أَيَحْسَبُ الْإِنْسَانُ أَنْ يُتْرَكَ سُدًى

“Apakah manusia mengira, bahwa ia akan dibiarkan begitu saja (tanpa pertanggungjawaban)?” 
(QS. Al Qiyamah: 36).

Sungguh, ayat-ayat diatas sangat jelas bahwa tujuan kita diciptakan bukan hanya sekedar memenuhi hajat primer kita saja seperti mampu mengadakan makanan, pakaian dan tempat tinggal. Tidak, Allah SWT menciptakan kita dengan tujuan beribadah, menjadi khalifah fil ardh, berjalan di atas bumi ini untuk menyampaikan kebaikan dan kebenaran dari turunnya ayat-ayat Allah.

Tugas kita di dunia, bukan melulu memikirkan dan mengumpulkan materi sebanyak banyaknya. Ibadah yang dimaksud adalah, menjalankan amar ma'ruf nahi munkar kepada sesama. Menjauhi laranganNya dan melakukan apa yang di perintahNya. 

Sebagai seorang muslim kita harus memahami, bagaimana setelah kehidupan tiada.
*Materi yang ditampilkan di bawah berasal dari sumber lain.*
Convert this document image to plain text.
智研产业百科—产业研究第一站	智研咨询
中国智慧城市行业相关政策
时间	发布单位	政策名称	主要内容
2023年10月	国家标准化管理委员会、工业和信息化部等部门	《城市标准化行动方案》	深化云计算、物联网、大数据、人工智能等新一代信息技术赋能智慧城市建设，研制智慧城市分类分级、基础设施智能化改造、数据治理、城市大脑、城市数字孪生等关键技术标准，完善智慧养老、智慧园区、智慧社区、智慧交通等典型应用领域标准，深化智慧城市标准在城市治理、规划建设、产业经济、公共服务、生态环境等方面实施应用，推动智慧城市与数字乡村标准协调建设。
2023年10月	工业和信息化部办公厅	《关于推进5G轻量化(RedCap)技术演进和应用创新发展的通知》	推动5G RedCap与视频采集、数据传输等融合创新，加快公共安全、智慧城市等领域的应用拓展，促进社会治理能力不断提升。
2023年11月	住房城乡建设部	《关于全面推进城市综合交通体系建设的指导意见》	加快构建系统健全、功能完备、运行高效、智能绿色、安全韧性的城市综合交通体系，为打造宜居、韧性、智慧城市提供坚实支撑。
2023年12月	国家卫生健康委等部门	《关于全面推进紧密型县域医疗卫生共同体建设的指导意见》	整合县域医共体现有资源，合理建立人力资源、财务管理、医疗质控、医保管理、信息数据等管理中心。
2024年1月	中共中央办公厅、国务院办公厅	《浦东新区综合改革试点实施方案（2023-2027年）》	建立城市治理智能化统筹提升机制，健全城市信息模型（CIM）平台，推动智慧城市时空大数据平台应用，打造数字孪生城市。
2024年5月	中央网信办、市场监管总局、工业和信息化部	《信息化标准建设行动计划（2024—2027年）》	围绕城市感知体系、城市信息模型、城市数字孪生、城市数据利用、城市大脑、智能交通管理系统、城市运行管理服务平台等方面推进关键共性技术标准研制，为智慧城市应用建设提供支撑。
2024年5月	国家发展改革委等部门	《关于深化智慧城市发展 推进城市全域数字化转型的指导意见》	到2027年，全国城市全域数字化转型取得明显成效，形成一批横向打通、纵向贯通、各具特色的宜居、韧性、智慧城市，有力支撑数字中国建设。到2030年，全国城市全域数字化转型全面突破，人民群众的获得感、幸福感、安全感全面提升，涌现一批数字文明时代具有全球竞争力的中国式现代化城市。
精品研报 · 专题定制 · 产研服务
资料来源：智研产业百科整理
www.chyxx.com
Apa yang sudah kita persiapkan untuk itu semua, tak lain dan tak bukan adalah amal sholih, karena harta -harta yang kita kumpulkan dan kita banggakan bukannya membuat kita makin mudah menghadapi hisab, namun kadang memberatkan hisab kita. 

Amal sholeh yang kita lakukan juga tidak cukup untuk memperkaya diri dengan ibadah nafilah saja namun menyampaikan kebenaran ayat-ayat Allah SWT kepada manusia yang lain. 

Andai saja Allah SWT memberi kabar kapan kita akan dipulangkan pada waktunya nanti, sudah pasti kondisinya akan persis sama dengan kondisi mudik hari ini, sibuk mempersiapkan bekal agar selamat di akhirat. 

Umur manusia tak ada yang mampu menjangkaunya, itu hak prerogatif hanya milik Allah SWT. Kita hanya mampu menjalaninya. 

Nabi Muhammad Shalallahu ‘Alaihi Wa Salam bersabda:

لاَ تَزُولُ قَدَمُ ابْنِ آدَمَ يَوْمَ الْقِيَامَةِ مِنْ عِنْدِ رَبِّهِ حَتَّى يُسْأَلَ عَنْ خَمْسٍ: عَنْ عُمُرِهِ فِيْمَا أَفْنَاهُ، وَعَنْ شَبَابِهِ فِيْمَا أَبْلَاهُ، وَمَالِهِ مِنْ أَيْنَ اكْتَسَبَهُ وَفِيْمَا أَنْفَقَهُ، وَمَاذَا عَمِلَ فِيْمَا عَلِمَ

"Tidak akan bergeser kaki manusia di hari kiamat dari sisi Rabbnya sehingga ditanya tentang lima hal: tentang umurnya dalam apa ia gunakan, tentang masa mudanya dalam apa ia habiskan, tentang hartanya darimana ia peroleh dan dalam apa ia belanjakan, dan tentang apa yang ia amalkan dari yang ia ketahui (ilmu),” (HR. At-Tirmidzi dari jalan Ibnu Mas’ud z. Lihat Ash-Shahihah, no. 946).

Sungguh, persiapan kita untuk pulang kampung yang sesungguhnya harus lebih dari sekedar mudik sekarang. Membenamkan diri dalam kebaikan dan terikat kepada hukum syara' wajib dilakukan. Menjadikan Al quran dan sunnah sebagai pedoman hidup, dan menjalankan seluruh hukumnya di dalam setiap sendi kehidupan kita. 

Ya Robb, permudahlah waktu kematianku hingga tak kurasakan sakitnya. Ampuni segala khilaf dan kesombonganku. Aaamiin Allahumma Aamiin.